Alabama Football: Third Down Dooms the Tide
By Brett Hudson
November 10, 2012; Tuscaloosa, AL, USA; Texas A
On the third play of the fourth quarter, LSU quarterback Zach Mettenberger finds Jarvis Landry for 23 yards and a first down, paving the way for a Tiger touchdown that takes the lead from Alabama just two plays later. Later in the game, LSU had the same duo connect for 13 yards to move the chains, then three plays later, Jeremy Hill was on the receiving end of a seven-yard pass from Mettenberger to again move the chains and delay Alabama’s late heroics.
The common theme? All three of those plays happened on third down. It would only get worse against the Aggies.
On the first Aggie third down of the game, on its second possession after driving to a touchdown without facing the do-or-die down, Texas A&M running back Ben Malena beat the Tide at its own game, earning a one-yard run to move the chains. The next third down conversion, just three plays, was a 32-yard scamper from Aggie quarterback Johnny Manziel that moved Texas A&M within one first down of Alabama’s redzone.
Fittingly, the Tide’s hopes of a stand would be dashed on third downs. Manziel found Thomas Johnson for eight yards and a first down to move the Aggies to the 2-yard-line, before ending the drive on third down with a one-yard run from Christine Michael.
The two teams combined to be 21-38 on third down against Alabama (55.26 percent) a large improvement from Alabama’s third down defense before those two games (31-106, 29.24 percent) and what both LSU (52-129, 40.31 percent) and Texas A&M (67-129, 51.94 percent) had done outside of their meetings with the Tide.
“You have to execute better,” linebacker Nico Johnson said. “It’s that simple. We didn’t execute at all starting in the LSU game. We haven’t been getting off the field at all.
“We’ve created good opportunities for ourselves on third down and just haven’t been getting off the field. We’ll have good opportunities like third and more than 12 and we’ll have a bust here and there and it costs us.”
The Tide could be looking to missed tackles as a potential cause for the third down struggles.

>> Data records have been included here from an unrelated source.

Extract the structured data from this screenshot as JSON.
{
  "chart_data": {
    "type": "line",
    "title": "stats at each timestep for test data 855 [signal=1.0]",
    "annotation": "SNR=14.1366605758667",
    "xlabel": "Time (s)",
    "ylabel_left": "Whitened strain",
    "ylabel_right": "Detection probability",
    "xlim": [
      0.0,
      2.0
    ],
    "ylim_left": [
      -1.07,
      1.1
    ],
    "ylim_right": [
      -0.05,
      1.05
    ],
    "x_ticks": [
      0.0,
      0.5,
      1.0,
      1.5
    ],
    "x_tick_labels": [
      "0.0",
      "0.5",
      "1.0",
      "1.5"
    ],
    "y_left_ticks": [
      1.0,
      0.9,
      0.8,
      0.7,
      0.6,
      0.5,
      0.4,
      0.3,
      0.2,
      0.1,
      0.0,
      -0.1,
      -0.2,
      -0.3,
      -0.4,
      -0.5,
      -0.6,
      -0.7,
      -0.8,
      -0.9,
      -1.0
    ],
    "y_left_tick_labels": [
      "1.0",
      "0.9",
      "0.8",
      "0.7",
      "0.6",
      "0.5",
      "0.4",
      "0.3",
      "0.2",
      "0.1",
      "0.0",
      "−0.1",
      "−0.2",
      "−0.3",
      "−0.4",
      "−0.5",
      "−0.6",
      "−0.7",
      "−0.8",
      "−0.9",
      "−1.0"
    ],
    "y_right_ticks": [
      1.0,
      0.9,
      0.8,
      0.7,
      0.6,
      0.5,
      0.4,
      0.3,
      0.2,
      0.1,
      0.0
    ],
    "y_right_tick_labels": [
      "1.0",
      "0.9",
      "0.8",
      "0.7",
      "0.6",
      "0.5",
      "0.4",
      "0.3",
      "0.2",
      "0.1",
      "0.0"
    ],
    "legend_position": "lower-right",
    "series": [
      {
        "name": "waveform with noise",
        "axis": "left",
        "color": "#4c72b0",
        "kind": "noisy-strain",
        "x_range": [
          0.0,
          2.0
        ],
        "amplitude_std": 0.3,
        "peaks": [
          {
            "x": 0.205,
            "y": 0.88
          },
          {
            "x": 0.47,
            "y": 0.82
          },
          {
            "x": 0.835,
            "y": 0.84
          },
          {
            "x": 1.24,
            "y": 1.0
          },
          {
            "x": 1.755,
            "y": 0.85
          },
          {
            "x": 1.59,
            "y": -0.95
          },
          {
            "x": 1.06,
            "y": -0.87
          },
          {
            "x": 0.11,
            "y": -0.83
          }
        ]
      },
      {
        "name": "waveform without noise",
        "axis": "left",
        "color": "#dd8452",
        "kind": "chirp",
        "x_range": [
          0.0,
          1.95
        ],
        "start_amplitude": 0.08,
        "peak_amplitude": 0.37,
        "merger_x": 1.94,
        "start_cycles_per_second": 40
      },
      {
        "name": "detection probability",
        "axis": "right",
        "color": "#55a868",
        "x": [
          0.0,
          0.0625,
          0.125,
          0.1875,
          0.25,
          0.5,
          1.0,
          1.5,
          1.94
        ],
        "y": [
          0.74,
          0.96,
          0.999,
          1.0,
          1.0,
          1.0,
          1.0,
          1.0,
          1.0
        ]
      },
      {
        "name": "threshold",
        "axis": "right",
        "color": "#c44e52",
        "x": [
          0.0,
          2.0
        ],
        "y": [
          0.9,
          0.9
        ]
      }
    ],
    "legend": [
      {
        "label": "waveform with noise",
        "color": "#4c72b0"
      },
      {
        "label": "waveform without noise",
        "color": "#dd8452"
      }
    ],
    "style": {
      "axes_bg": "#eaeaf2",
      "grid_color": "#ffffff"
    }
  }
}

“You wouldn’t be asking me about it if it wasn’t an issue,” Alabama head coach Nick Saban said to a reporter. “We’ve had more missed tackles, more yards after catch, after contact, the first missed tackle, especially on space plays. That’s one thing we’ve always been is a really good tackling team with a good tackling secondary. That is something that we need to improve on.”

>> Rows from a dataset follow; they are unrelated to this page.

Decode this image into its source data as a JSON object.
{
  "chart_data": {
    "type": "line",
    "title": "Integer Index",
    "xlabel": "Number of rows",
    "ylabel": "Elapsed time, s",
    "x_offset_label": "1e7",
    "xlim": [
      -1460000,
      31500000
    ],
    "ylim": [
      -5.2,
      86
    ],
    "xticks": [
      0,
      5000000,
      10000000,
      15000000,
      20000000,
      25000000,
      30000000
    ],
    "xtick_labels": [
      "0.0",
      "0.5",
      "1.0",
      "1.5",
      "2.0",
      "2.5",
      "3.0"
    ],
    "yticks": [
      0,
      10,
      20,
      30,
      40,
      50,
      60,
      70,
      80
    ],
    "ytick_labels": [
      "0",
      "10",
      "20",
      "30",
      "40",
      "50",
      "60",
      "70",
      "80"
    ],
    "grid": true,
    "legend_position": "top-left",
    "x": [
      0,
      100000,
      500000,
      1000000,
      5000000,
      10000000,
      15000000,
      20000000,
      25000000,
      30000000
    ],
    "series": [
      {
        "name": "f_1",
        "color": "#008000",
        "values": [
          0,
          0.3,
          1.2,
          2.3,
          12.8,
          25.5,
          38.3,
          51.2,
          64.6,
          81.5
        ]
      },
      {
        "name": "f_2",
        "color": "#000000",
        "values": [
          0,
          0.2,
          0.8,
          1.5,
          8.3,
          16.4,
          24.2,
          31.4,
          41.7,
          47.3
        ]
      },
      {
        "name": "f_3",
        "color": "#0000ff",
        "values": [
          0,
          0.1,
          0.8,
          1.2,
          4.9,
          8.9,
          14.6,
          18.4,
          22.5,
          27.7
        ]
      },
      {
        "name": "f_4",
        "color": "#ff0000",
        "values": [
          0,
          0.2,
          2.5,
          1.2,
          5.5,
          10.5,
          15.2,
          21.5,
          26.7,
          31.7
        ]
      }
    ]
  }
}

Johnson added, “It’s simple. We’ve got to tackle better. We have to start during the week. We have to practice it. If we don’t practice well, it will carry over to the game. Coach loves to preach the way you practice carries over to the game, and if we practice bad, do things bad over and over in practice, it will carry over to the game.”
Although the struggles with tackling and third down defense send the fanbase in an enraged frenzy, the issues were not all that surprising to some.
“All year, teams haven’t taken advantage of those aspects of our game, but it’s catching up to us,” Johnson said. “We’ve got to motivate ourselves and do better.”
The retooling of Alabama’s motivational basin is a heavy burden Johnson takes upon himself.
“I’m going to try my best insofar as a defensive leader to re-motivate everybody, understand our purpose and what we have to do to affect everybody else,” Johnson said. “We’ve got to play better on defense. I’m going to hold everybody to that standard from here on out. We’ve got to be better.”